Então, queria saudar e reconhecer na presença de vocês aqui o início de um trabalho
conjunto para que a gente de fato ultrapasse os limites atuais e constitua uma
diplomacia cultural que não é só apresentar a cultura brasileira no exterior, mas é
também receber com muito carinho o que é produzido pelos outros povos.
Queria saudar os ministros aqui presentes, o apoio que significa esse conjunto de
representação do governo. Queria agradecer, em nome de todos, na figura do
ministro Mercadante, que tem manifestado todo apoio para que eu possa fazer o
trabalho da melhor maneira possível. Então essa presença dos ministros aqui me é
cara, principalmente porque a cultura tem interface com praticamente todas as
dimensões da vida humana, e como ele representa outras políticas públicas, outras
realizações de direitos. Em parte, o que vou fazer depende da relação institucional
com os outros ministérios. Queria então ressaltar isso e dizer que vamos trabalhar
juntos e procurar fazer o melhor possível.
Eu queria agradecer à minha mulher Celina, a meu filho Vicente, à minha filha
Dandara, só não está aqui o pequenininho que fez ontem quatro anos, que um evento
desse tipo é muito maçante para ele e ele iria quebrar o protocolo excessivamente.

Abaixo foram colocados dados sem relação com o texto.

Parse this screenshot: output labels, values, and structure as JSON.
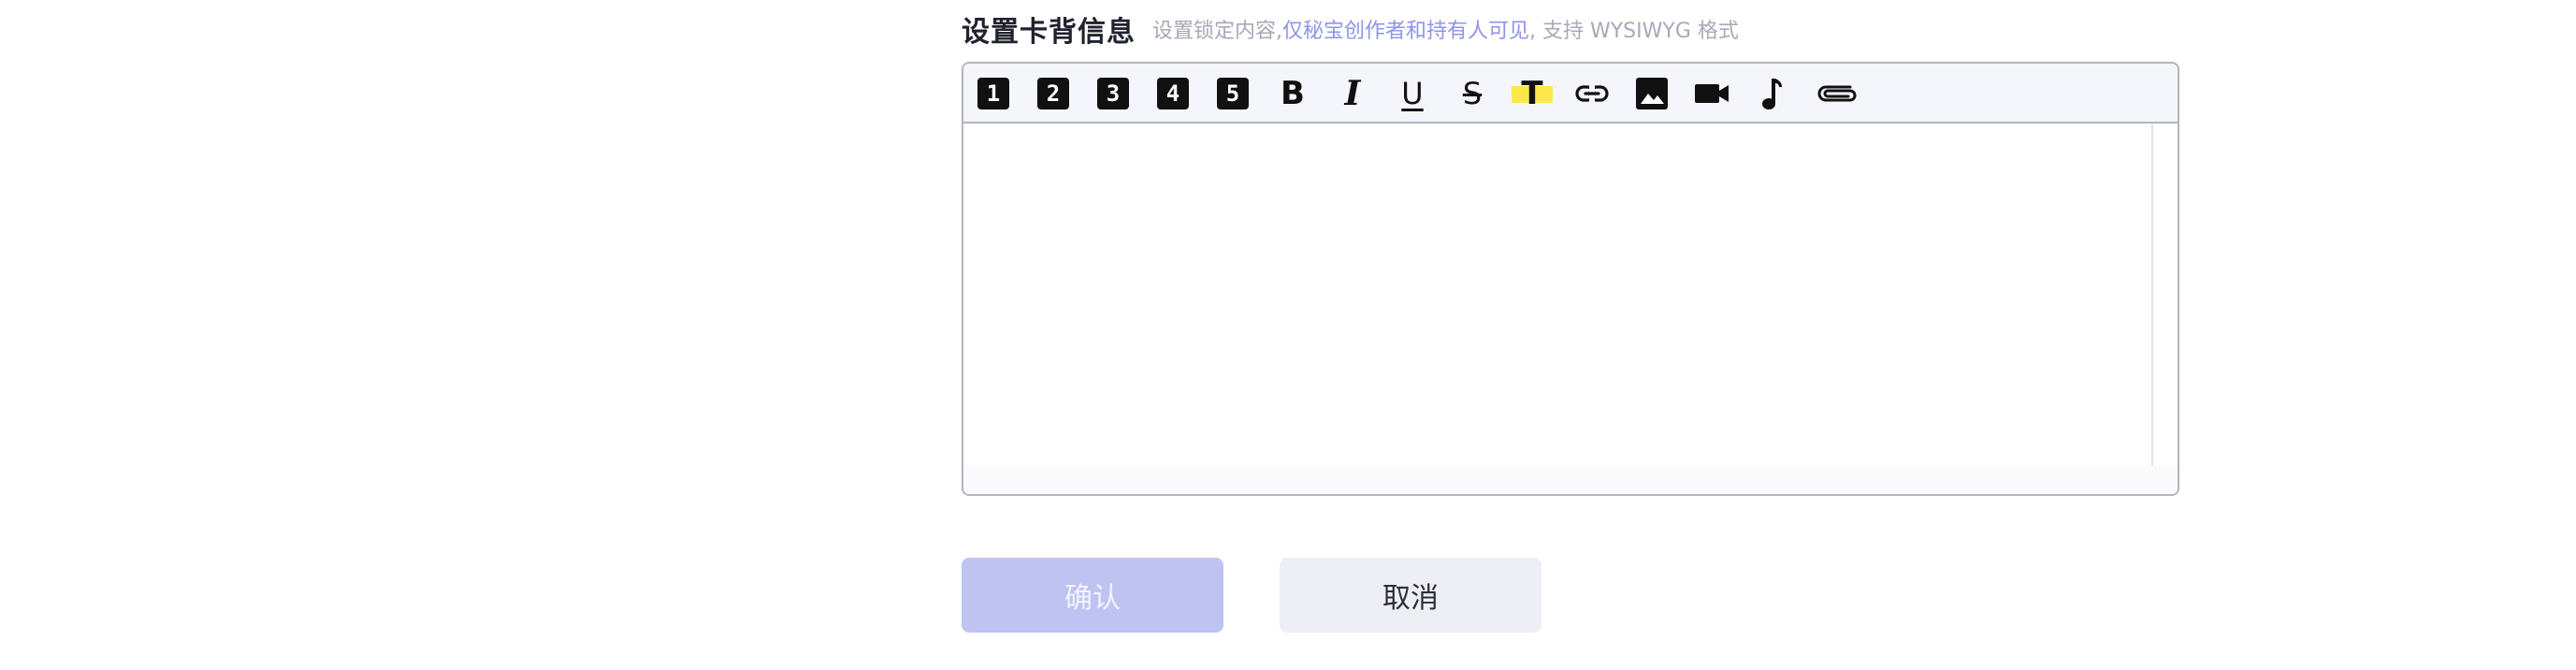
{
  "section": {
    "title": "设置卡背信息",
    "hint_prefix": "设置锁定内容,",
    "hint_highlight": "仅秘宝创作者和持有人可见",
    "hint_suffix": ", 支持 WYSIWYG 格式"
  },
  "toolbar": {
    "h1": "1",
    "h2": "2",
    "h3": "3",
    "h4": "4",
    "h5": "5",
    "bold": "B",
    "italic": "I",
    "underline": "U",
    "strike": "S",
    "highlight": "T",
    "icons": {
      "link": "link-icon",
      "image": "image-icon",
      "video": "video-icon",
      "audio": "music-note-icon",
      "attachment": "paperclip-icon"
    },
    "highlight_color": "#fde84a"
  },
  "editor": {
    "content": ""
  },
  "buttons": {
    "confirm": "确认",
    "cancel": "取消"
  },
  "colors": {
    "confirm_bg": "#bfc3f1",
    "cancel_bg": "#edeff4",
    "hint_highlight": "#8f95e8"
  }
}
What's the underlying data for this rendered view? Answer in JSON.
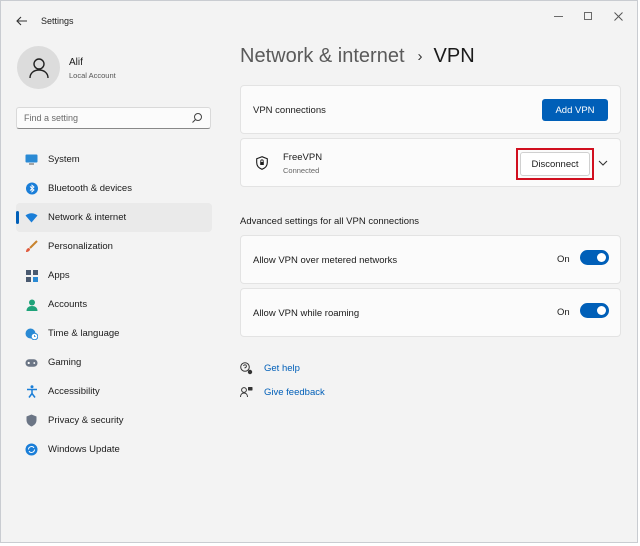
{
  "window": {
    "title": "Settings",
    "controls": [
      "minimize-icon",
      "maximize-icon",
      "close-icon"
    ]
  },
  "profile": {
    "name": "Alif",
    "account_type": "Local Account"
  },
  "search": {
    "placeholder": "Find a setting"
  },
  "sidebar": {
    "items": [
      {
        "label": "System",
        "icon": "monitor-icon",
        "active": false
      },
      {
        "label": "Bluetooth & devices",
        "icon": "bluetooth-icon",
        "active": false
      },
      {
        "label": "Network & internet",
        "icon": "wifi-icon",
        "active": true
      },
      {
        "label": "Personalization",
        "icon": "brush-icon",
        "active": false
      },
      {
        "label": "Apps",
        "icon": "apps-icon",
        "active": false
      },
      {
        "label": "Accounts",
        "icon": "person-icon",
        "active": false
      },
      {
        "label": "Time & language",
        "icon": "globe-clock-icon",
        "active": false
      },
      {
        "label": "Gaming",
        "icon": "gamepad-icon",
        "active": false
      },
      {
        "label": "Accessibility",
        "icon": "accessibility-icon",
        "active": false
      },
      {
        "label": "Privacy & security",
        "icon": "shield-icon",
        "active": false
      },
      {
        "label": "Windows Update",
        "icon": "update-icon",
        "active": false
      }
    ]
  },
  "header": {
    "parent": "Network & internet",
    "separator": "›",
    "current": "VPN"
  },
  "vpn_connections": {
    "label": "VPN connections",
    "add_button": "Add VPN"
  },
  "connection": {
    "name": "FreeVPN",
    "status": "Connected",
    "disconnect_button": "Disconnect"
  },
  "advanced": {
    "title": "Advanced settings for all VPN connections",
    "settings": [
      {
        "label": "Allow VPN over metered networks",
        "state": "On"
      },
      {
        "label": "Allow VPN while roaming",
        "state": "On"
      }
    ]
  },
  "links": {
    "help": "Get help",
    "feedback": "Give feedback"
  },
  "colors": {
    "accent": "#005fb8",
    "highlight": "#d10f1f",
    "background": "#f3f3f3"
  }
}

Queria também saudar a secretária-executiva do Ministério da Cultura, Ana Cristina,
que acaba de se manifestar; Carlos Gabas, que já é meu amigo e está me convidando
para dar um passeio de moto; Tereza Campello, ministra do Desenvolvimento Social e
Combate à Fome; Arthur Chioro, ministro da Saúde, com quem temos também
possibilidades de trabalho. Quando era ministro, fortalecemos muito a relação do
Ministério da Saúde com o atendimento a pessoas portadoras de distúrbio mental. Foi
muito importante a experiência da cultura e da arte como um instrumento de
recomposição e reestruturação da subjetividade de algumas pessoas.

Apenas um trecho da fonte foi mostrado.